“Of course you shall, my dear Priscilla. My dear girl, don’t agitate yourself; say anything you like.”

“You have been so kind comparing me to your child—to your beautiful child,” said Priscilla. “But I must undeceive you. Although I love the mountains and the things of nature, and although I cry in my heart for goodness, and although I am the same age as your Esther was when she went away to God, I am not a bit like her, for I am not good. I am—wicked.”

Mr Manchuri was startled at this statement, which he took to be the exaggeration of a young and sensitive girl.

“You must not be too introspective,” he said after a pause. “That is very bad for all young things. Esther was not. She had a beautiful belief in God, and in goodness, and in joy. She was never, never discontented—never once. If you are not like her in that, you must try to grow like her. I tell you what; you interest me tremendously. You shall come to see me in London, and I will show you Esther’s portrait.”

“I can’t come,” said Priscilla. “You talk to me out of your kind, very kind heart; but you don’t know. I am not a good girl. I have done something far and away beyond the ordinary bad things that girls do, and I cannot possibly come to you under false colours. If I could, I would be friendly with worldly people, but I am not in touch with them; and good people I can have nothing to do with. So I must stand alone. I shall never see your Esther; I know that; but thank you all the same for telling me about her; and—and—I shall never forget the picture you have given me of her most lovely character.”

Mr Manchuri was considerably startled at Priscilla’s words, and in some extraordinary way, as she spoke, the image of Annie Brooke when she looked at him with that crafty expression in her eyes returned to him, and he said to himself:

“I will get to the bottom of the secret that is troubling the girl who is like my Esther; and I have a very shrewd suspicion that Miss Brooke is mixed up in the affair.” Priscilla closed her eyes after she had uttered the last words, as though she were too tired to say any more, and Mr Manchuri sat and watched her.
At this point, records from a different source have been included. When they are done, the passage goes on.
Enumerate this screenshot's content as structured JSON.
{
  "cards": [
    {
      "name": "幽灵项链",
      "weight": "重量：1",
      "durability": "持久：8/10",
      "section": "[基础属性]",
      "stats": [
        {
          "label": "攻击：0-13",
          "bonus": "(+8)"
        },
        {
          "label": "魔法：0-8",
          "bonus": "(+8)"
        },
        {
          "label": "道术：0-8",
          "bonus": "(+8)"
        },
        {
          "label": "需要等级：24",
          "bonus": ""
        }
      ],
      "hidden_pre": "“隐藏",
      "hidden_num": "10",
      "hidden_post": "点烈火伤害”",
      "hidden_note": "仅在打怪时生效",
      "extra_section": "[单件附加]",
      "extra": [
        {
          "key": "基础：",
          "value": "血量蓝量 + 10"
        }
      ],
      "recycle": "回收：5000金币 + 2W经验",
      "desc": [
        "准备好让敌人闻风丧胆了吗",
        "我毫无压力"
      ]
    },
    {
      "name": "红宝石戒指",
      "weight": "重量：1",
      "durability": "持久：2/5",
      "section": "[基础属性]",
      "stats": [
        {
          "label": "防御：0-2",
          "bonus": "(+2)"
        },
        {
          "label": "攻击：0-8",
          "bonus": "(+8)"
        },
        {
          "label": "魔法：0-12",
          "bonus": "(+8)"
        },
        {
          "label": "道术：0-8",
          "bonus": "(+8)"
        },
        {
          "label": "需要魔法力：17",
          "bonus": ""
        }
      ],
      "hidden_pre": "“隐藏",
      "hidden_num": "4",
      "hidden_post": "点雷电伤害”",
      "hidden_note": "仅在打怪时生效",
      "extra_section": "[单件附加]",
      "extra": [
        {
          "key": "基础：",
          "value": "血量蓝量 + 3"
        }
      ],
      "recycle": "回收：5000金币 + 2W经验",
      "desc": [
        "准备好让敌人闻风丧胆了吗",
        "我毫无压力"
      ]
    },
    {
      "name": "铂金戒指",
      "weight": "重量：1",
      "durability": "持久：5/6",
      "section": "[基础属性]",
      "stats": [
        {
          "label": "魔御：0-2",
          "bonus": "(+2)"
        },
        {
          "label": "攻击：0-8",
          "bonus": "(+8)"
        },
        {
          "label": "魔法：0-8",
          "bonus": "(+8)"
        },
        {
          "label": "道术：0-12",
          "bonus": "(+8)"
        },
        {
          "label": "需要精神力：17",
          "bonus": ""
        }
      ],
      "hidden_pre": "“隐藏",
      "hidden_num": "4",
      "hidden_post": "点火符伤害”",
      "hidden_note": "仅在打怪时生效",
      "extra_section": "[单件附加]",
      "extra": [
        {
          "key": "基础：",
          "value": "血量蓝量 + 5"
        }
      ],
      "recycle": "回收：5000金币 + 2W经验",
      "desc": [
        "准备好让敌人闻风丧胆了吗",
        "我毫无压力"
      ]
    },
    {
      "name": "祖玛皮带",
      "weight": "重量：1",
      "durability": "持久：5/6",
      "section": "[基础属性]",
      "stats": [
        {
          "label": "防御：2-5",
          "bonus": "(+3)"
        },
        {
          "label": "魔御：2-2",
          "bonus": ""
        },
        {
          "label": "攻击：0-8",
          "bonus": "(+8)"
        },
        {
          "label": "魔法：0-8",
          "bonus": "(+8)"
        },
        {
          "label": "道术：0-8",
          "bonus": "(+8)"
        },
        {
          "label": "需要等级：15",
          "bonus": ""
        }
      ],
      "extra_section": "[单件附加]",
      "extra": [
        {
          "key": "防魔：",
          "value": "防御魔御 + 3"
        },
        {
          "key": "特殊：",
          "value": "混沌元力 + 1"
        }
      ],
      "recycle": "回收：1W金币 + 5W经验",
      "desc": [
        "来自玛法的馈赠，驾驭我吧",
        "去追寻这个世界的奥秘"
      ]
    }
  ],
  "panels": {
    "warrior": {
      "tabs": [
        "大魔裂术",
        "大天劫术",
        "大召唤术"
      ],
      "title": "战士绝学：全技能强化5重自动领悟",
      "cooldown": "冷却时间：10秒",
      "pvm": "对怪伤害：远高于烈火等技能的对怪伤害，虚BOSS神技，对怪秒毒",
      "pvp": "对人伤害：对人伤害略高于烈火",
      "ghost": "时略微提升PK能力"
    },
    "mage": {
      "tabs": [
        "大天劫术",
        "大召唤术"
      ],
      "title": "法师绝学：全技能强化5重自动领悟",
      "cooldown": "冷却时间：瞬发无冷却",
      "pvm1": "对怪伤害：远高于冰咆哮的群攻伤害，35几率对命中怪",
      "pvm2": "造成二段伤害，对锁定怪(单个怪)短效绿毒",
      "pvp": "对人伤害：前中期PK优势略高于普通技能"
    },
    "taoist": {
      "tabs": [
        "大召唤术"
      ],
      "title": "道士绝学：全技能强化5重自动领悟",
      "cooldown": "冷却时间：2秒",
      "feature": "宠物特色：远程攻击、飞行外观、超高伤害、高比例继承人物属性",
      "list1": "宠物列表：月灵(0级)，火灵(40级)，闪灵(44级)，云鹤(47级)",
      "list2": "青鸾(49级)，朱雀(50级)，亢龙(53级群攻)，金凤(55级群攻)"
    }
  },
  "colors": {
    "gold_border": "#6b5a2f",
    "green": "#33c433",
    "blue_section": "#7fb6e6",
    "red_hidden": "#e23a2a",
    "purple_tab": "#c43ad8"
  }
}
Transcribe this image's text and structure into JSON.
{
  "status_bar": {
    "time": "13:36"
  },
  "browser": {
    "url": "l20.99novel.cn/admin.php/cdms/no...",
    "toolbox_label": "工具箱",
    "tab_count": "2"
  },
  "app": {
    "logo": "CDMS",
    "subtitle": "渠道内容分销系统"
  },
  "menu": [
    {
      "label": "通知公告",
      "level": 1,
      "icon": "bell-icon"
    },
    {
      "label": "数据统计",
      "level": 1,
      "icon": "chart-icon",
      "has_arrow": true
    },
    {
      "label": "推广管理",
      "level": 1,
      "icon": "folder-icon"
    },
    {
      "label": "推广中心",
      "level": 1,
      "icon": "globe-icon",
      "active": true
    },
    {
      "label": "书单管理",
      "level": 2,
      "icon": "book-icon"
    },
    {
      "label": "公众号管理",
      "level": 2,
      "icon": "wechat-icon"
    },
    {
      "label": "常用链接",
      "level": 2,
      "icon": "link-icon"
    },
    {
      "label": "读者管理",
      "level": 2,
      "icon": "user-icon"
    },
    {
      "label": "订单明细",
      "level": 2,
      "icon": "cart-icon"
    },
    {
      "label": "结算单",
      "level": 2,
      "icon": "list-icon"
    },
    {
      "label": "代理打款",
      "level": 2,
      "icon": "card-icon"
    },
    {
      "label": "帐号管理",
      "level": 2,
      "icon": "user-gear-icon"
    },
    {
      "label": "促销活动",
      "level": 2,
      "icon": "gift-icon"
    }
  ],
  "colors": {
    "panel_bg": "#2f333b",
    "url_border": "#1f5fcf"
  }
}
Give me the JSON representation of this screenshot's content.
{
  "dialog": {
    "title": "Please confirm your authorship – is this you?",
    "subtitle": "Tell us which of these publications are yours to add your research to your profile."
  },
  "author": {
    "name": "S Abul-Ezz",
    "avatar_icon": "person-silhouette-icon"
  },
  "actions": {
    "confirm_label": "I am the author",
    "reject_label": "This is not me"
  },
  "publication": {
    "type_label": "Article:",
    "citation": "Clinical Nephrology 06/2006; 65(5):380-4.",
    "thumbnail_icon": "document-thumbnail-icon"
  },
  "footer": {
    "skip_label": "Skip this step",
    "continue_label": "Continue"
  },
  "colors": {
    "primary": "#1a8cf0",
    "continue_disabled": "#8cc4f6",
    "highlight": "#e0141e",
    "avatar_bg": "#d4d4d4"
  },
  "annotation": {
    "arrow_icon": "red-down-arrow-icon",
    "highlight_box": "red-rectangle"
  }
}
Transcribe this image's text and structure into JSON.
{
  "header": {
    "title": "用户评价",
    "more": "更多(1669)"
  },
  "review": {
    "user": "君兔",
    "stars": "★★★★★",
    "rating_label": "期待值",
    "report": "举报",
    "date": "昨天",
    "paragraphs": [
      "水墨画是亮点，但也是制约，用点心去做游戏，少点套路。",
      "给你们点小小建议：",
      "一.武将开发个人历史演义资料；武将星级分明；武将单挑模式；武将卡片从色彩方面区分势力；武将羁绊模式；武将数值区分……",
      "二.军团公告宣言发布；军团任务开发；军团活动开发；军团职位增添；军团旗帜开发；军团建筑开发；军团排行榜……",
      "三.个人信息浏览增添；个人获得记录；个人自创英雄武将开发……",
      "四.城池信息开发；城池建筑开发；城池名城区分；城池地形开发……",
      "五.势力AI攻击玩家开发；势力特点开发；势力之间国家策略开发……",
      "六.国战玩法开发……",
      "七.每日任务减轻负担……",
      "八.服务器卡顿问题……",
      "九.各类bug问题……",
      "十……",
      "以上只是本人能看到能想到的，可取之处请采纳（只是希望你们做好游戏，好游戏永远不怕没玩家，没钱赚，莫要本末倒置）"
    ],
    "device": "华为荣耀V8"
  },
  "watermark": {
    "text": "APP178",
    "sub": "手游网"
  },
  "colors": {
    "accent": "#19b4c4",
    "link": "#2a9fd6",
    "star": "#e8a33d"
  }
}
She had very handsome, long, thick, black eyelashes, and the likeness to his Esther was even more apparent in her face when her eyes were shut than when they were open. The more the old man looked at her, the more did his heart go out to her. It had been for long years a withered heart—a heart engrossed in that most hardening of all things—money-making. To make money just for the love of making it is enough to crush the goodness and frankness out of all lives, and Mr Manchuri had twenty times too much for his own needs. Still, his excitement over a bargain or a good speculation was as keen as ever; and even now, at this very moment, was he not wearing inside his waistcoat that curious necklace which he had bought from Annie Brooke that day? He would make, after paying the hundred pounds which he had given Annie, at least one hundred and fifty pounds on the necklace.

Yes; he lived for that sort of thing. He had a very handsome house, however, at the corner of Park Lane, and this house was filled with rich furniture, and he had a goodly staff of servants, and many friends as rich as himself came to see him, and he drank the most costly wines and ate the most expensive dinners, and never spent a penny on charity or did one good thing with all his gold. There was one room, however, in that house which was kept sacred from the faintest touch of worldliness. This room contained the portrait of the child who was taken away from him in her first bloom. It was a simple room, having a little white bed and the plainest furniture that a girl could possibly use. There were a few of Esther’s possessions lying about—her work-box, her little writing-desk, a pile of books, most of them good and worth reading; and Mr Manchuri kept the key of that room and never allowed any one to enter it. It was the sacred shrine in that worldly house. It was, in short the heart of the house.

But now Mr Manchuri discovered on this midnight journey that that withered heart of his own, which he had supposed to be dead to all the world, was suddenly alive and keenly interested in a girl of the age of his Esther—a girl who absolutely told him that she was not good, and that because she was not good she must stand alone.

“I will get her secret out of the poor young thing,” he said to himself; “and what is more—what is more, I will help her a little bit for the sake of my Esther.”